Nos contos fantásticos que envolvem algum tipo de comércio com o sobrenatural (lâmpada mágica, três pedidos, etc.) existe uma lei não-escrita segundo a qual tudo que se pede com facilidade acaba custando um preço inesperado. 

Em “O demônio da garrafa” de Robert Louis Stevenson, o sujeito pede à garrafa mágica uma mansão; logo vem a saber da morte de um tio, que lhe deixa de herança exatamente o dinheiro necessário para construí-la. 

Em “A pata do macaco” de W. W. Jacobs, o velho casal pede à relíquia miraculosa as 200 libras que faltam para pagar a hipoteca da casa; recebem-na como indenização trabalhista pelo acidente fatal que seu filho único sofre no dia seguinte. 

Existe uma lógica cruel no atendimento a esses pedidos ingênuos de pessoas que acreditam que a riqueza é grátis.
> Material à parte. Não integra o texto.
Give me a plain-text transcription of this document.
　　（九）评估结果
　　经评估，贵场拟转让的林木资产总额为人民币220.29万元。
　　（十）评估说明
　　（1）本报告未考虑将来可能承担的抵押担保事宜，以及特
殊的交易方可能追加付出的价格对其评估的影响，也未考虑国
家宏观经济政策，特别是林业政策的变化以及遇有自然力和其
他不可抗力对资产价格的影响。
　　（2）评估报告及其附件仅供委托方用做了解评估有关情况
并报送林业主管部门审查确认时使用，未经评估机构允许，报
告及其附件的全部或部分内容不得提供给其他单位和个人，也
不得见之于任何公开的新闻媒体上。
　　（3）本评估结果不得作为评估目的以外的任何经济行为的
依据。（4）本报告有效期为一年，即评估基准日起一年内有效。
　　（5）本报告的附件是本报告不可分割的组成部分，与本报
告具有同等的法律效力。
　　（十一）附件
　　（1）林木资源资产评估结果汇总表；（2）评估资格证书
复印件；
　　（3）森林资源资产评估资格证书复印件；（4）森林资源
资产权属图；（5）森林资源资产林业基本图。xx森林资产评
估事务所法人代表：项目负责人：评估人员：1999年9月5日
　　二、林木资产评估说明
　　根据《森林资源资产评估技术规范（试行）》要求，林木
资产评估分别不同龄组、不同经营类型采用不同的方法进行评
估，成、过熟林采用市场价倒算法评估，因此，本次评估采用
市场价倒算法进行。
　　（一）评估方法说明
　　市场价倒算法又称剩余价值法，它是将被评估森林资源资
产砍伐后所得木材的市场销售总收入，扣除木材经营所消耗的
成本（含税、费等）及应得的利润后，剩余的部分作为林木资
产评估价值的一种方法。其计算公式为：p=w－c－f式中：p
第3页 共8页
Ora, como dizia um célebre economista norte-americano, “almoço de graça não existe”. Tudo cobra um preço, mais cedo ou mais tarde.

Outro lugar comum romanesco é a herança inesperada. Foi tão usado que virou anátema – o sujeito que usar isso hoje cai em descrédito, e nem estou me referindo à literatura, falo mesmo em novelas de TV. 
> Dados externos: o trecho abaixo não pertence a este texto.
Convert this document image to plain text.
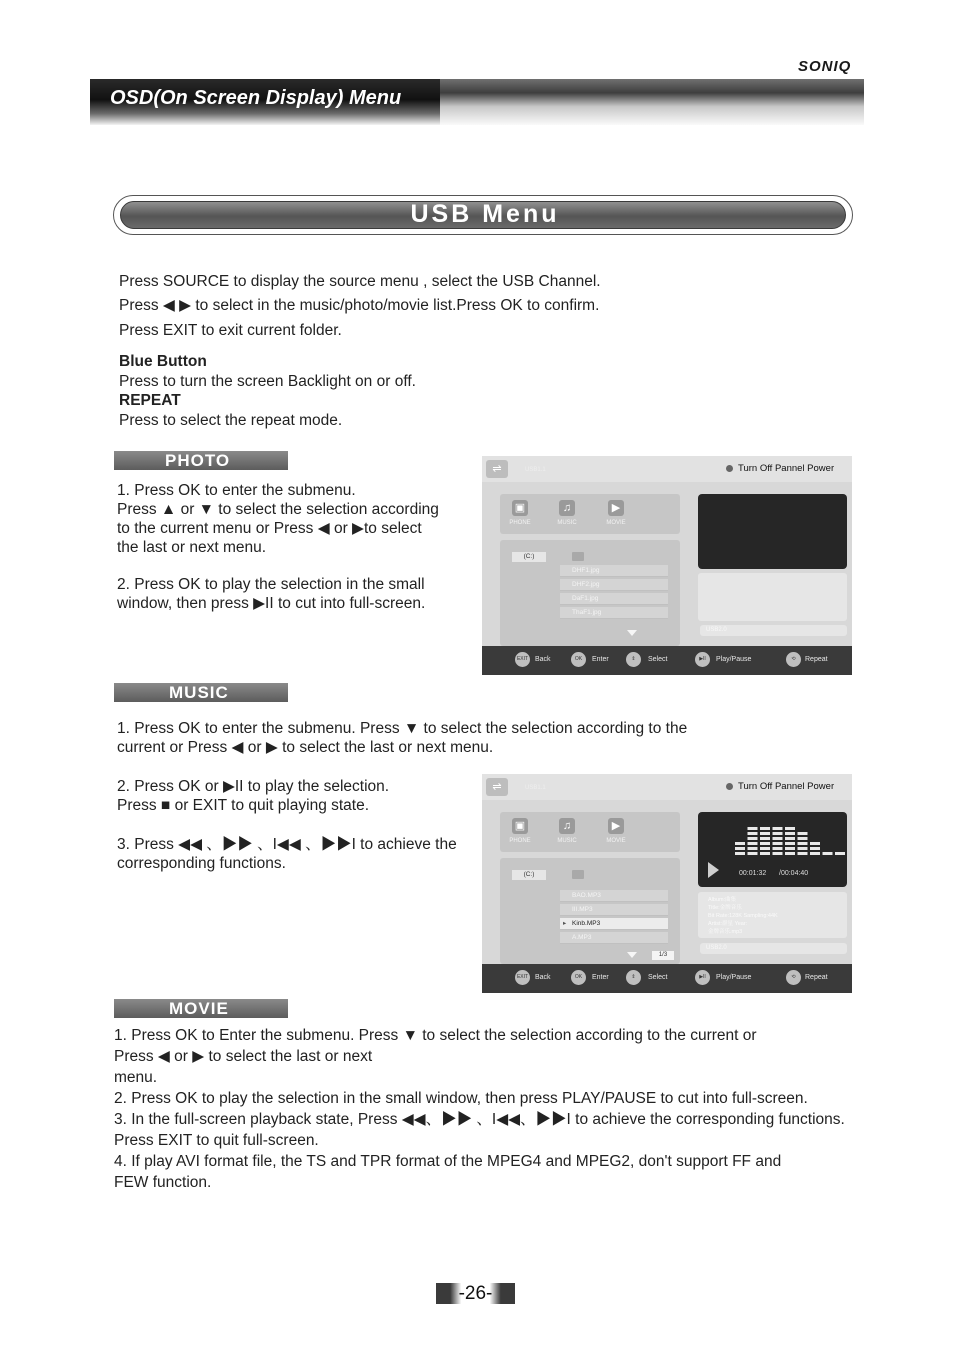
SONIQ
OSD(On Screen Display) Menu
USB Menu
Press SOURCE to display the source menu , select the USB Channel.
Press ◀ ▶ to select in the music/photo/movie list.Press OK to confirm.
Press EXIT to exit current folder.
Blue Button
Press to turn the screen Backlight on or off.
REPEAT
Press to select the repeat mode.
PHOTO
1. Press OK to enter the submenu.
Press ▲ or ▼ to select the selection according
to the current menu or Press ◀ or ▶to select
the last or next menu.
2. Press OK to play the selection in the small
window, then press ▶II to cut into full-screen.
⇌	USB1.1	Turn Off Pannel Power
▣
PHONE
♫
MUSIC
▶
MOVIE
(C:)
DHF1.jpg
DHF2.jpg
DaF1.jpg
ThaF1.jpg
USB2.0
EXIT Back	OK	Enter	⇕	Select	▶II	Play/Pause	⟲	Repeat
MUSIC
1. Press OK to enter the submenu. Press ▼ to select the selection according to the
current or Press ◀ or ▶ to select the last or next menu.
2. Press OK or ▶II to play the selection.
Press ■ or EXIT to quit playing state.
3. Press ◀◀ 、▶▶ 、I◀◀ 、▶▶I to achieve the
corresponding functions.
⇌	USB1.1	Turn Off Pannel Power
▣
PHONE
♫
MUSIC
▶
MOVIE
(C:)
BAO.MP3
III.MP3
▸ Kinb.MP3
A.MP3
1/3
00:01:32 /00:04:40
Album:曲集
Title:金牌音乐
Bit Rate:128K Sampling:44K
Artist:群星 Year:
金牌音乐.mp3
USB2.0
EXIT Back	OK	Enter	⇕	Select	▶II	Play/Pause	⟲	Repeat
MOVIE
1. Press OK to Enter the submenu. Press ▼ to select the selection according to the current or
Press ◀ or ▶ to select the last or next
menu.
2. Press OK to play the selection in the small window, then press PLAY/PAUSE to cut into full-screen.
3. In the full-screen playback state, Press ◀◀、▶▶ 、I◀◀、▶▶I to achieve the corresponding functions.
Press EXIT to quit full-screen.
4. If play AVI format file, the TS and TPR format of the MPEG4 and MPEG2, don't support FF and
FEW function.
-26-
Fulana é uma viúva jovem, honesta, sofredora, que dá duro no batente para criar três filhos. Faltando dez capítulos para o fim da novela, ela recebe a notícia de que morreu uma tia-avó dela no Mato Grosso e lhe deixou de herança um milhão de reais. Surpresas desse tipo foram tão usadas para resolver problemas que perderam a credibilidade. 

Mais sábios são os criadores folclóricos, porque num conto-de-fadas não há nenhuma herança que não venha com uma maldição (“o tesouro é seu, mas você não pode se casar”) ou com uma condição misteriosa e geradora de problemas futuros (“o castelo tem 99 quartos, mas há um que você não pode abrir”).

A sabedoria popular desconfia dos tesouros não merecidos, quer dizer, daqueles que são conquistados magicamente, que caem do céu em nosso colo, que chegam às nossas mãos sem nenhum dispêndio de sangue, suor e lágrimas. Nos contos populares coexistem realidade e fantasia, por isso há tesouros que o sujeito acha simplesmente dando uma topada numa pedra (a fantasia, o desejo infantil da riqueza fácil) mas no pacote vem sempre uma ameaça ou uma punição.

Maldo eu que seja isto também uma reação freudiana (êpa!) das populações camponesas medievais, em cujo seio essas lendas brotaram, a instituições que eles viam com estranhamento, como a da herança. 

Naquele tempo feudal, em que os servos nada tinham de seu, devia ser para eles algo fantástico o modo como a morte de um nobre transferia magicamente para um parente distante seus títulos, seus brasões, seus castelos, seus vinhedos, seus servos. Uma casa nobre em ruínas e farrapos ressurgia para a riqueza devido à morte de um parente distante. Uma fortuna às vezes imerecida, geradora de contos de advertência, sinais de perigo tentando restaurar o equilíbrio de um mundo abalado por esses caprichos divinos.